In a report conducted by Hedge Fund Monitor, and Bank of America, the average hedge fund lost a little over 5% in the three months to the end of September 2011.

Despite a rocky conclusion for alternatives last year, total hedge fund industry capital rose slightly by 3% to $2.02 trillion, with approximately a total of 9,500 funds outstanding globally.

“It’s a positive time for the hedge fund industry—they should be honored for their resilience,” said an unnamed source.

The majority of the growth reportedly still occurs in the U.S. and Europe, with Asia as a third rising star.

While resiliency is essential for anyone trying to raise capital in tepid markets, emerging managers in Asia have been hard-hit by major allocators, which have ultimately dashed the hopes of a swift rise in assets for many emerging managers.

Much to their chagrin, a weak buy side is often a result of a weak sell side, and such is the case with Asian start-up hedge funds.

Funds of funds have customarily seeded rising hedge funds from the get-go. They too have receded industry-wide, thereby making it difficult for emerging hedge funds to leap from start-up to critical mass, said Sam Tabar, head of Asia-Pacific capital introductions at Bank of American Merrill Lynch to Bloomberg.

Some hedge funds, though, have been forced to halt operations in response to waning fund of funds support. Isometric Investment Advisors closed last December after its largest investor, London-based FRM Capital Advisors, a hedge fund seeding firm, said it would withdraw its cash. Black Link Capital also reportedly closed when an unnamed U.S. based fund of funds withdrew funding.

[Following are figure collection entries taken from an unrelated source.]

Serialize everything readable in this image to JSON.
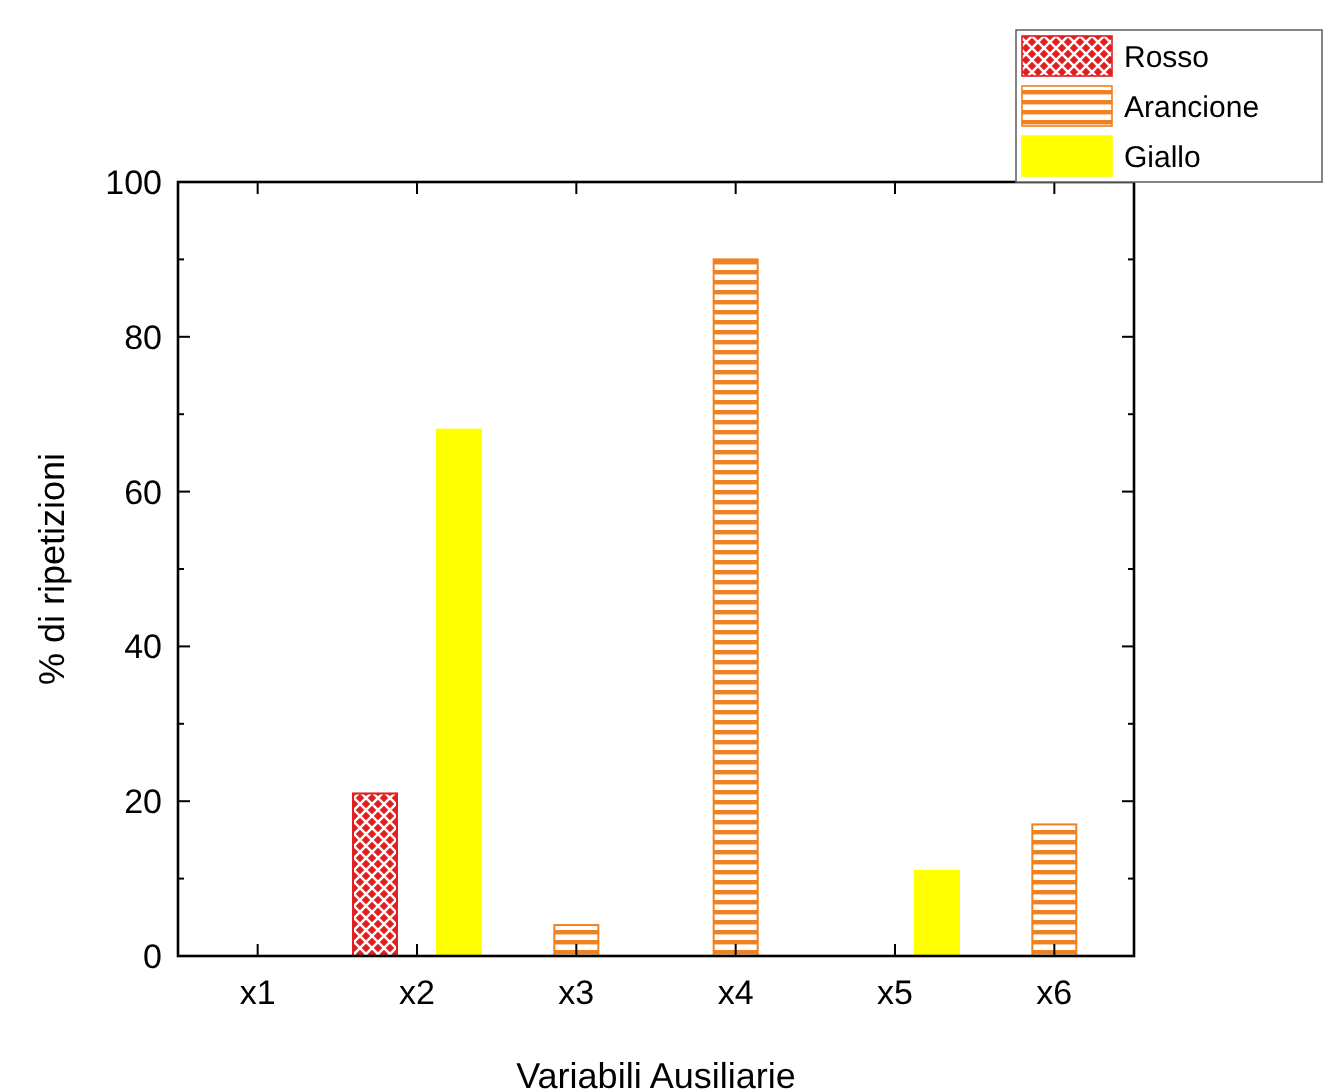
{
  "chart_data": {
    "type": "bar",
    "xlabel": "Variabili Ausiliarie",
    "ylabel": "% di ripetizioni",
    "categories": [
      "x1",
      "x2",
      "x3",
      "x4",
      "x5",
      "x6"
    ],
    "series": [
      {
        "name": "Rosso",
        "color": "#e02020",
        "values": [
          null,
          21,
          null,
          null,
          null,
          null
        ]
      },
      {
        "name": "Arancione",
        "color": "#f08020",
        "values": [
          null,
          null,
          4,
          90,
          null,
          17
        ]
      },
      {
        "name": "Giallo",
        "color": "#ffff00",
        "values": [
          null,
          68,
          null,
          null,
          11,
          null
        ]
      }
    ],
    "ylim": [
      0,
      100
    ],
    "yticks": [
      0,
      20,
      40,
      60,
      80,
      100
    ],
    "legend": "top right"
  }
}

“I am seeing investor appetite for emerging hedge fund managers pick up in 2012 in rough correspondence with risk appetite,” said Patric de Gentile-Williams, chief operating officer of FRM. He told Markets Media that “new launches continue to reflect the existing distribution of managers”.

He cited that long/short equity, macro, event-driven and emerging markets may be the year’s most popular hedge fund strategies.

“Credit and commodities are less well represented, although one might expect an increase in European distressed manager launches following the interest shown for European situations by some of the most established distressed debt managers,” De Gentile-Williams continued.

Even so, hedge fund seeding firms are merely the start for most of the region’s emerging managers. Family offices and other private wealth sources have been known to be large supporters of start-up ventures. They, too, have been forced to pull back.

In addition to funding shortfalls, the key focus on amplifying due diligence, and having best operational standards continues to be highlighted within Asia’s hedge fund investor community, as a response to events such as the Bernie Madoff Ponzi scheme scandal.

“Half of all hedge funds blow up because of operational failures, not their investment process,” said Nate Anderson, director at Tangent Capital and chief executive of ClaritySpring, a hedge fund service provider that aims to ease operations between hedge funds and their allocators.

While running a hedge fund might require the same investing and trading expertise gained at sell-side proprietary trading desks, running a business at a hedge fund start-up “is a different skill set”, said Anderson.

“Investment profits come with the best infrastructure,” he added. “Raising money is a fully-fledged business.”